Ella Claridge

Personal information
- Full name: Ella Caterina Claridge
- Born: 28 September 2002 (age 23) Aylesbury, Buckinghamshire, England
- Batting: Right-handed
- Bowling: Right-arm medium
- Role: Wicket-keeper

International information
- National side: United States;
- ODI debut (cap 14): 17 October 2024 v Zimbabwe
- Last ODI: 28 October 2024 v Zimbabwe
- T20I debut (cap 39): 10 March 2025 v Canada
- Last T20I: 11 March 2025 v Brazil

Domestic team information
- 2017–2022: Buckinghamshire
- 2021–2022: Trent Rockets
- 2021–present: The Blaze
- 2023–2024: Leicestershire

Career statistics
| Competition | WODI | WLA | WT20 |
| Matches | 5 | 34 | 52 |
| Runs scored | 79 | 749 | 894 |
| Batting average | 19.75 | 27.74 | 21.80 |
| 100s/50s | 0/0 | 0/3 | 0/6 |
| Top score | 49* | 71 | 96 |
| Catches/stumpings | 2/– | 14/8 | 10/11 |
- Source: CricketArchive, 30 October 2024

= Ella Claridge =

English-American cricketer (born 2002)

Ella Caterina Claridge (born 28 September 2002) is an English-born cricketer who currently plays internationally for the USA and domestically for The Blaze. She plays as a right-handed batter and wicket-keeper. In 2021 and 2022 she was in the Trent Rockets squad for The Hundred, and was later drafted by Northern Superchargers for the 2024 season.

==Domestic career==
Claridge made her county debut in 2017, for Buckinghamshire against Cambridgeshire and Huntingdonshire, in which she top-scored with 57 from 52 balls in a 79-run victory. The following season, 2018, she was Buckinghamshire's leading run-scorer in the Twenty20 Cup, with 196 runs including two half-centuries, both against Dorset. Claridge was again Buckinghamshire's leading run-scorer in the 2019 Women's Twenty20 Cup, with 100 runs, including 51 made against Lincolnshire. Claridge's 166 runs in the 2021 Women's Twenty20 Cup again made her Buckinghamshire's leading run-scorer for the competition, including two half-centuries, made against Norfolk and Huntingdonshire. She was again Buckinghamshire's leading run-scorer in the 2022 Women's Twenty20 Cup, with 199 runs at an average of 24.87. Against Huntingdonshire, Claridge made her Twenty20 high score, scoring 96 from 61 deliveries. Ahead of the 2023 season, she joined Leicestershire, for the 2023 Women's Twenty20 Cup, playing one match, whilst remaining with Buckinghamshire for the South Central Counties Cup.

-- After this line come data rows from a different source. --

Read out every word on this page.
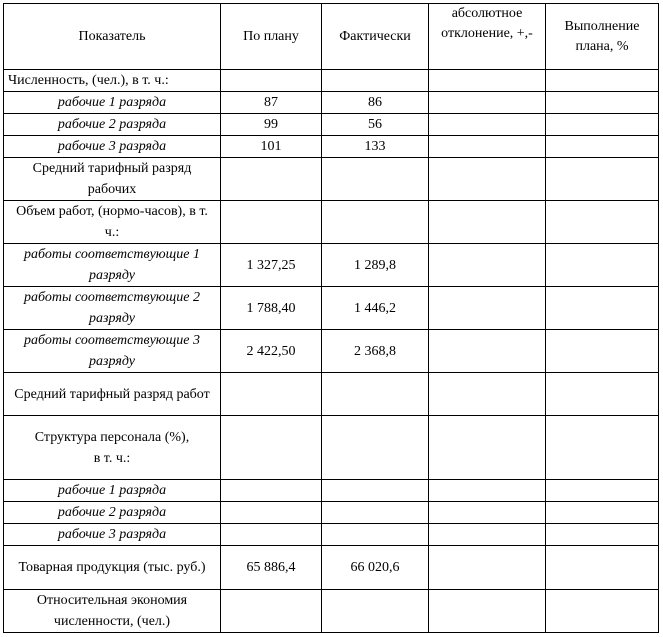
Показатель	По плану	Фактически	абсолютное отклонение, +,-	Выполнение плана, %
Численность, (чел.), в т. ч.:				
рабочие 1 разряда	87	86		
рабочие 2 разряда	99	56		
рабочие 3 разряда	101	133		
Средний тарифный разряд рабочих				
Объем работ, (нормо-часов), в т. ч.:				
работы соответствующие 1 разряду	1 327,25	1 289,8		
работы соответствующие 2 разряду	1 788,40	1 446,2		
работы соответствующие 3 разряду	2 422,50	2 368,8		
Средний тарифный разряд работ				
Структура персонала (%), в т. ч.:				
рабочие 1 разряда				
рабочие 2 разряда				
рабочие 3 разряда				
Товарная продукция (тыс. руб.)	65 886,4	66 020,6		
Относительная экономия численности, (чел.)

In 2021, Claridge was included in Lightning's Academy squad for the season. She was also included in the Trent Rockets squad for the 2021 season, but did not play a match. Claridge made her debut for the senior Lightning team on 28 August 2021, in a Charlotte Edwards Cup match against Central Sparks. She appeared three times for the side in the Rachael Heyhoe Flint Trophy later that season, scoring 46 runs including 39* made against Western Storm. She played six matches for Lightning in 2022, across the Charlotte Edwards Cup and the Rachael Heyhoe Flint Trophy, scoring 118 runs with a top score of 41. She was also once again part of the Trent Rockets squad for The Hundred, but did not play a match. She played four matches for The Blaze (the new name for Lightning) in 2023, scoring 58 runs at an average of 19.33.

In March 2024, Claridge was drafted by Northern Superchargers for The Hundred in 2024. Claridge made 12 appearances for The Blaze as they won the 2024 Charlotte Edwards Cup. She played in both the semi-final versus Central Sparks and the final against South East Stars on Finals Day. Claridge signed a new two-year contract with The Blaze in August 2024.

==International career==
On 1 October 2024, Claridge was named in the USA squad for their tour of Zimbabwe later that month.